Files
skybridge/kms/docs/ARCHITECTURE.md
2025-08-26 19:16:41 -04:00

677 lines
22 KiB
Markdown

# API Key Management Service (KMS) - System Architecture
## Table of Contents
1. [System Overview](#system-overview)
2. [Architecture Principles](#architecture-principles)
3. [Component Architecture](#component-architecture)
4. [System Architecture Diagram](#system-architecture-diagram)
5. [Request Flow Pipeline](#request-flow-pipeline)
6. [Authentication Flow](#authentication-flow)

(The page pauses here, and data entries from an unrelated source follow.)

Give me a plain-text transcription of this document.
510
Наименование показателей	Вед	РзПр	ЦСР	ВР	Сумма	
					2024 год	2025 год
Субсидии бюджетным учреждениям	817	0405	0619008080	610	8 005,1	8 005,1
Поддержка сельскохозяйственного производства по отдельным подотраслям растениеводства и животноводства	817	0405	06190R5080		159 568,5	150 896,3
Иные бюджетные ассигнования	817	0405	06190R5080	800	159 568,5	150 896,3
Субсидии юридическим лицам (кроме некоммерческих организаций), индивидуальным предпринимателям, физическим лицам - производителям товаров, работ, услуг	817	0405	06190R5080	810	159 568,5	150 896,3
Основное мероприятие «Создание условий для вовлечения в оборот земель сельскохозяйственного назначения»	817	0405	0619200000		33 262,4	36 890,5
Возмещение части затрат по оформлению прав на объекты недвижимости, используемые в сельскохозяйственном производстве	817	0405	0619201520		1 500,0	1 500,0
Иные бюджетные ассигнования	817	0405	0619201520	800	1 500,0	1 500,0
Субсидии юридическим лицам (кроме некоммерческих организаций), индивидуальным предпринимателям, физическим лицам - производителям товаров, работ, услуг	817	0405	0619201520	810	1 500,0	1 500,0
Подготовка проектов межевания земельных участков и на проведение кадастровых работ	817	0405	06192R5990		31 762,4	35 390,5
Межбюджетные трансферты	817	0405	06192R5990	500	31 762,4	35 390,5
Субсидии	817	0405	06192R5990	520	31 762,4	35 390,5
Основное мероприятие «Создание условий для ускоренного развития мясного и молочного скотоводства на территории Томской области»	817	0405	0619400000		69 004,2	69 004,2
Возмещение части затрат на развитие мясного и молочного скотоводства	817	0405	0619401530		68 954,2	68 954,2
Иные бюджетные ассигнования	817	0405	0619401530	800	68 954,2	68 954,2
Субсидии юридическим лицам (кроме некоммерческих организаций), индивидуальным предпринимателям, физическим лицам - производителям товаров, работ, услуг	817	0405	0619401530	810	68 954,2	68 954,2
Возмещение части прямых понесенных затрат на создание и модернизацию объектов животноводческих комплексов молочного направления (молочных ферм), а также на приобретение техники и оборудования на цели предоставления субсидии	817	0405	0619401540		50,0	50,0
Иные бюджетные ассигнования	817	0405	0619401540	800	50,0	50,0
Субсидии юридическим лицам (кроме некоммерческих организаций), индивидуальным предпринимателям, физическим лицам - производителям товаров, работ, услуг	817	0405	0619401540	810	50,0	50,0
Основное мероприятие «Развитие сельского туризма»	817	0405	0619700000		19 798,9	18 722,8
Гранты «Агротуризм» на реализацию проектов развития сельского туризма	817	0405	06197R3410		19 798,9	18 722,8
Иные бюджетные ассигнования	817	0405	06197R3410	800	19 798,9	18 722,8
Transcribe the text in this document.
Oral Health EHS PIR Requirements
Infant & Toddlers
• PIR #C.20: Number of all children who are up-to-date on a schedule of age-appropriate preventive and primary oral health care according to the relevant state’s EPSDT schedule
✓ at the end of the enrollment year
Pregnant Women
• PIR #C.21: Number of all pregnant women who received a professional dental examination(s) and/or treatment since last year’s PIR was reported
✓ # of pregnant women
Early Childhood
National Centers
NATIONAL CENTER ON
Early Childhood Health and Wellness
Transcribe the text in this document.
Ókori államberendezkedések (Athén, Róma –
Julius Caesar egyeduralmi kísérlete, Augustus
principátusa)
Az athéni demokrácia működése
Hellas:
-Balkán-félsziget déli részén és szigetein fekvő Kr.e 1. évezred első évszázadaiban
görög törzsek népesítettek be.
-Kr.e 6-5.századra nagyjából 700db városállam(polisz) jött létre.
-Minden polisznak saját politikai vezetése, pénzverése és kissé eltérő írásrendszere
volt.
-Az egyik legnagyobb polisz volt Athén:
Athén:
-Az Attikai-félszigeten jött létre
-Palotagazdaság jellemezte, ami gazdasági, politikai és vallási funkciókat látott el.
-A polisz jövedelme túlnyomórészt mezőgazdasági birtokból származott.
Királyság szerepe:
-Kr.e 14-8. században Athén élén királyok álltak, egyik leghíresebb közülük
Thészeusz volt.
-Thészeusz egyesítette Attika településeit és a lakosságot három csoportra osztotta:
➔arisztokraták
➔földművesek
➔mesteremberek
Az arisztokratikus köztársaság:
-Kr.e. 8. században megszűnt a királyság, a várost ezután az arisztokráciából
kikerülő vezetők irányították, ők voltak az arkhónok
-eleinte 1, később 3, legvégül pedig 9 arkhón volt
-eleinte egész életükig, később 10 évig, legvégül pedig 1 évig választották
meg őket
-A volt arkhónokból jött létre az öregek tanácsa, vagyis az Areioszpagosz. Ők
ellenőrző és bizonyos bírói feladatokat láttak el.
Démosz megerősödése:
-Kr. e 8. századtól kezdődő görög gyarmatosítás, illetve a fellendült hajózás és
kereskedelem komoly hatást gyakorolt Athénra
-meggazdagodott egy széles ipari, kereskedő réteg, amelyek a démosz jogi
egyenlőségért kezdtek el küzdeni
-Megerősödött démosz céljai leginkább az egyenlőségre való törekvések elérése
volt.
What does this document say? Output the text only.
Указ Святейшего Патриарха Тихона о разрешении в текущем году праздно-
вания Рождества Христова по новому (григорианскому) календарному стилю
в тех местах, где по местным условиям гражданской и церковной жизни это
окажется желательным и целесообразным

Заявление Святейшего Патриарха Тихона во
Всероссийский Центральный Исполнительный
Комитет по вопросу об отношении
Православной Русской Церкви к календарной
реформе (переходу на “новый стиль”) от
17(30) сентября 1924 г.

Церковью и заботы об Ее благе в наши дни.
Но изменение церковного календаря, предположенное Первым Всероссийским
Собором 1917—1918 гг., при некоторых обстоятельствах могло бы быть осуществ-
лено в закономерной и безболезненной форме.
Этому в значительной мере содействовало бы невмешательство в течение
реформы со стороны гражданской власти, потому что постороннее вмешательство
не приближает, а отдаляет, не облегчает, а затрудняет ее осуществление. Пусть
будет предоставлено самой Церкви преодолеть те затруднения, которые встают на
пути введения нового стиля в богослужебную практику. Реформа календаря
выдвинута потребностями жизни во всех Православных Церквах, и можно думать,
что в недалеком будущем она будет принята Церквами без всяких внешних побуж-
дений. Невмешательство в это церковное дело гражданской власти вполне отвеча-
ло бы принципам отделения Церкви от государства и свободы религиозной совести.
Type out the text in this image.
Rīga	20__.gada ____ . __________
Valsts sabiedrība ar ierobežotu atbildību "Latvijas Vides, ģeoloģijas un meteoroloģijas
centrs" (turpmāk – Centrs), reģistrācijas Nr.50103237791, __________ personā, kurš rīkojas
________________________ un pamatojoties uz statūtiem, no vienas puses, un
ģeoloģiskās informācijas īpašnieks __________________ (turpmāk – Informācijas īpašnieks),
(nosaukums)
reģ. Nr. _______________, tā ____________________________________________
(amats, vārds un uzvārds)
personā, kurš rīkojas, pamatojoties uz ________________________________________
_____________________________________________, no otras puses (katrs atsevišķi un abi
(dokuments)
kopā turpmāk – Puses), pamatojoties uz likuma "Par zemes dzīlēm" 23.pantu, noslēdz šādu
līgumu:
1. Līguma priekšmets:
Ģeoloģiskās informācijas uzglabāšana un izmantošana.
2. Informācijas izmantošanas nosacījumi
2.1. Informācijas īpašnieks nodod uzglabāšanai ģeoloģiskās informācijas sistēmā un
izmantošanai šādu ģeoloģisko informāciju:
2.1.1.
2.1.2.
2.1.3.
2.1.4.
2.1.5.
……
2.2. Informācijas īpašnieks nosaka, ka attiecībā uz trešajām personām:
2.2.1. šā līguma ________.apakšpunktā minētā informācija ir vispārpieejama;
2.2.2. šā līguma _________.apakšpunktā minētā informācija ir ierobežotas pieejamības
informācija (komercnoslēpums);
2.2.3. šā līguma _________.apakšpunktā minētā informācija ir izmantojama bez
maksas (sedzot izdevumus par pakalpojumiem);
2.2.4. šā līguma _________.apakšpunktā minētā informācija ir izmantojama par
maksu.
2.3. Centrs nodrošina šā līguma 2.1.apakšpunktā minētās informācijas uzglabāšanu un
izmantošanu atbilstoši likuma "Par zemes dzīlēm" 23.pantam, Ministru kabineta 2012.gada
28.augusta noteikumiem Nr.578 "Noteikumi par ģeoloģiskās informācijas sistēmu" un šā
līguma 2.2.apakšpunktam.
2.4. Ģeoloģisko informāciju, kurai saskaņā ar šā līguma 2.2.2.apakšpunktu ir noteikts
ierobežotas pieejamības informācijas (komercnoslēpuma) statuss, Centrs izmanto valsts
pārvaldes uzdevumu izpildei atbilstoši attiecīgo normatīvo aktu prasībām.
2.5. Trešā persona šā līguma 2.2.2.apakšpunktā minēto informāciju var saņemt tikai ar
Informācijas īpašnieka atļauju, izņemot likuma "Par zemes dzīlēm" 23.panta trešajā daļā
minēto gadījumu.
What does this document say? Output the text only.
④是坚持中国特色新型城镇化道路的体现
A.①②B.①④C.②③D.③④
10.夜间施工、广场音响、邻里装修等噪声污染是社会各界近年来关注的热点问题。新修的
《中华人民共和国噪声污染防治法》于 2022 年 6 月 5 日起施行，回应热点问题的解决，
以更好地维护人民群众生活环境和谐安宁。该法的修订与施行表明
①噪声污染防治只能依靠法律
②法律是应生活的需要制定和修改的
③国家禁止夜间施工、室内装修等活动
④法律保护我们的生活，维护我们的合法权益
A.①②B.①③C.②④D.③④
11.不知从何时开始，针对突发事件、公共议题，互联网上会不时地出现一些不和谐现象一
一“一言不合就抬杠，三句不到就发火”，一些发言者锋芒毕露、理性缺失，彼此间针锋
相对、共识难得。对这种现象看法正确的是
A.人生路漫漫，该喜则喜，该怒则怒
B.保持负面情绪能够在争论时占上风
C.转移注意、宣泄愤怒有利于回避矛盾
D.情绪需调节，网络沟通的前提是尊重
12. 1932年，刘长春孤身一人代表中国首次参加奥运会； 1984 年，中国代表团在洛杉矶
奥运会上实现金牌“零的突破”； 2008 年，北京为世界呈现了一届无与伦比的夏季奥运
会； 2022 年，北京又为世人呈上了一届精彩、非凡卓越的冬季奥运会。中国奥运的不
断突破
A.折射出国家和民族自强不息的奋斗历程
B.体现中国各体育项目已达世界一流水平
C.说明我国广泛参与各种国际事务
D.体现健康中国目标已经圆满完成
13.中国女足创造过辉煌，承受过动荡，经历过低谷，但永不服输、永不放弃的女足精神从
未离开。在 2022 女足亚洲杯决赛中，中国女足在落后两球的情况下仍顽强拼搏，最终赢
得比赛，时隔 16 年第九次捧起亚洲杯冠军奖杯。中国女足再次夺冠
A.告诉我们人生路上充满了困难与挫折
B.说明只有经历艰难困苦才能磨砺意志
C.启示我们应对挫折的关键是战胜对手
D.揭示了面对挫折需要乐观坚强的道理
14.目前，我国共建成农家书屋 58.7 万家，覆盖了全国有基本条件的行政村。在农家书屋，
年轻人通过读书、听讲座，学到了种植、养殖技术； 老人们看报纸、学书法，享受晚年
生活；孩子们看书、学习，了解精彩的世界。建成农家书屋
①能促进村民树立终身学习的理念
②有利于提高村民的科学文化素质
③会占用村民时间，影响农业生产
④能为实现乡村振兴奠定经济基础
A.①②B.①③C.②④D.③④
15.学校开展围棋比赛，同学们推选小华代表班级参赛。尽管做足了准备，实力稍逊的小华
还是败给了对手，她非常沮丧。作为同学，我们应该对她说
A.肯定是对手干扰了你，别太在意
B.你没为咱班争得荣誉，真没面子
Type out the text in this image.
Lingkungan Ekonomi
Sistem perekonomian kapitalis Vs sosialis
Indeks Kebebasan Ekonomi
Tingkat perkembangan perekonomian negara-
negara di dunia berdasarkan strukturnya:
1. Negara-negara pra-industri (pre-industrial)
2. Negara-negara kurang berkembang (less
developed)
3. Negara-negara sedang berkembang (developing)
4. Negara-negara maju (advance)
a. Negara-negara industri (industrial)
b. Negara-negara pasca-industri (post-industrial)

7. [API Design](#api-design)
8. [Technology Stack](#technology-stack)
---
## System Overview
The API Key Management Service (KMS) is a secure, scalable platform for managing API authentication tokens across applications. Built with Go backend and React TypeScript frontend, it provides centralized token lifecycle management with enterprise-grade security features.
### Key Capabilities
- **Multi-Provider Authentication**: Header, JWT, OAuth2, SAML support
- **Dual Token System**: Static HMAC tokens and renewable JWT user tokens
- **Hierarchical Permissions**: Role-based access control with inheritance
- **Enterprise Security**: Rate limiting, brute force protection, audit logging
- **High Availability**: Containerized deployment with load balancing
### Core Features
- **Token Lifecycle Management**: Create, verify, renew, and revoke tokens
- **Application Management**: Multi-tenant application configuration
- **User Session Tracking**: Comprehensive session management
- **Audit Logging**: Complete audit trail of all operations
- **Health Monitoring**: Built-in health checks and metrics
---
## Architecture Principles
### Clean Architecture
The system follows clean architecture principles with clear separation of concerns:
```
┌─────────────────┐
│ Handlers │ ← HTTP request handling
├─────────────────┤
│ Services │ ← Business logic
├─────────────────┤
│ Repositories │ ← Data access
├─────────────────┤
│ Database │ ← Data persistence
└─────────────────┘
```
### Design Principles
- **Dependency Injection**: All services receive dependencies through constructors
- **Interface Segregation**: Repository interfaces enable testing and flexibility
- **Single Responsibility**: Each component has one clear purpose
- **Fail-Safe Defaults**: Security-first configuration with safe fallbacks
- **Immutable Operations**: Database transactions and audit logging
- **Defense in Depth**: Multiple security layers throughout the stack
---
## Component Architecture
### Backend Components (`internal/`)
#### **Handlers Layer** (`internal/handlers/`)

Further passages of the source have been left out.